Big Tech &
Facebook tests Forecast, an app for making predictions about world events (5 minute read)
Forecast is a social polling app from Facebook's NPE Team that allows users to ask questions about what might happen in the future. The app is currently only available to invited participants in the US and Canada on iOS. Users can vote on what they think will happen, as well as explain the reasoning behind their choices. The predictions and related discussions are public on the Forecast website, which is linked in the article. Facebook was testing the app internally with a small set of employees but has now started inviting members of the health, research, and academic communities to make predictions about the pandemic and its impact on the world. Questions are moderated and sometimes edited for clarity before posted.
Spotify is testing interactive podcast ads so you never have to remember a promo code again (2 minute read)

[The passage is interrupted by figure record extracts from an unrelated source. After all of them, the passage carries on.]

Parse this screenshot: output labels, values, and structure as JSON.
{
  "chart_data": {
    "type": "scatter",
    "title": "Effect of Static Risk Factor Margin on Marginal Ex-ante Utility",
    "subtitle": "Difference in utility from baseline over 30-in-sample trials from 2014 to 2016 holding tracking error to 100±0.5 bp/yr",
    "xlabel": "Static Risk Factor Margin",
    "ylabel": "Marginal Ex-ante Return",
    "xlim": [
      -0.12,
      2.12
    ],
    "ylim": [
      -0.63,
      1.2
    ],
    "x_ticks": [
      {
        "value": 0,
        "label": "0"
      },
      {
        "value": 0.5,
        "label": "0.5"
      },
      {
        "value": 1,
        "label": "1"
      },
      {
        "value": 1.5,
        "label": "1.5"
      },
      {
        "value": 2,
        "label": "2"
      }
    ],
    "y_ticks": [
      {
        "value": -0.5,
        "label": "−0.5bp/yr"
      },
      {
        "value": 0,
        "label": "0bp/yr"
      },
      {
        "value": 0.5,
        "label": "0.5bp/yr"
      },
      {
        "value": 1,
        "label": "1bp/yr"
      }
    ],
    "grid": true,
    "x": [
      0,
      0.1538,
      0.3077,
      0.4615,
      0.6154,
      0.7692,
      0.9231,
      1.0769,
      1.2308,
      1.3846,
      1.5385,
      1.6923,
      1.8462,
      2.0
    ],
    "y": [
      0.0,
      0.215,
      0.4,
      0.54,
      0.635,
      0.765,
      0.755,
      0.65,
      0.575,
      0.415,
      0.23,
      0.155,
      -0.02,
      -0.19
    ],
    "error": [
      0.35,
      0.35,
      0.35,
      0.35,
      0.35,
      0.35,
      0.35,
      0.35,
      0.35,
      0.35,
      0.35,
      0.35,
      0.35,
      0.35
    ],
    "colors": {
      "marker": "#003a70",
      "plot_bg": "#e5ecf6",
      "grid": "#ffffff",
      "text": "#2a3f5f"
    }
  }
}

Spotify will be testing a new feature that allows podcasts to embed a link on their episode pages that leads directly to an advertiser's webpage. The system will load pages with promo codes automatically inserted to remove the work from users. Spotify is looking for more ways to create more of a direct funnel for brands. Streaming Ad Insertion was introduced in January for Spotify's exclusive shows. The technology targets users based on their demographics and other data points in real-time and then inserts ads into podcasts as they are being listened to.
Scientists Used Dopamine to Seamlessly Merge Artificial and Biological Neurons (8 minute read)
Scientists have been able to connect an artificial neuron with a biological one, getting them to communicate with dopamine. Previous attempts at hybrid neural circuits only focused on electrical computing. Chemical computing would bring brain-machine interfaces closer to reality. It is theoretically possible to use these neuromorphic chips as replacement parts for damaged brains. The chips demonstrated the ability to learn. A lot more research is still required before the technology can be used for any practical applications.
Researchers propose AI system that reverse-engineers black box apps (2 minute read)
Researchers at DeepMind and the CISPA Helmholtz Center for Information Security have proposed an AI system capable of reverse-engineering the black-box functions of programs written in Karel. Karel was chosen as it uses structures that make reverse-engineering applications more difficult. Given access only to the inputs and outputs of an application, the system was able to eventually create a functionally equivalent copy of the original program with a 78% success rate.
Programming, Design & Data Science
What I learned from looking at 200 machine learning tools (13 minute read)
This article looks at the history and landscape of the field of machine learning. It discusses the problems facing the field, such as data quality, the size of ML algorithms, and many others. There are now many tools and startups that provide machine learning services. While machine learning has been a hot field in the past few years, the demand for ML researchers has lessened. Engineering for ML tools will become more in demand as companies start bringing their ML into production.
Elevator.js is a script for a 'back to the top' button that adds elevator music to create a soothing effect when being scrolled to the top of the screen. The webpage is a demo of the script in action. A link to the repository is available.
I Just Hit $100k/yr On GitHub Sponsors (14 minute read)
GitHub Sponsors is a way for developers to get funding from sponsors. It is available to developers in 32 regions, but there is currently a waitlist. GitHub takes zero fees, so developers get 100% of the funds. Caleb Porzio was accepted into the GitHub Sponsors program on December 12th, 2019, and has since grown his revenue to an estimated over $100,000 per year. Porzio developed a 'sponsorware' concept where sponsors would receive early access to software until a certain number of sponsors was reached, at which point the project would then be open-sourced to the world. He then created a series of educational products with exclusive bonuses for sponsors, which eventually accounted for most of his sponsor income. Developers should be comfortable with accepting money for their work especially if it adds value to other people's lives.
NASA simulation shows kaleidoscope of sunsets on other worlds (3 minute read)
Geronimo Villaneuva, a planetary scientist from NASA, created a collection of sunset simulations while making a computer modeling tool for a possible future mission to Uranus. The simulation can display the known sky colors of Uranus, Earth, Venus, Mars, and Titan, showing the Sun setting from the perspective of someone standing on these worlds. The simulations have been implemented into the Planetary Spectrum Generator, an online tool that helps scientists replicate how light is transferred through the atmospheres of planets, exoplanets, moons, and comets. Videos of the simulations are available in the article.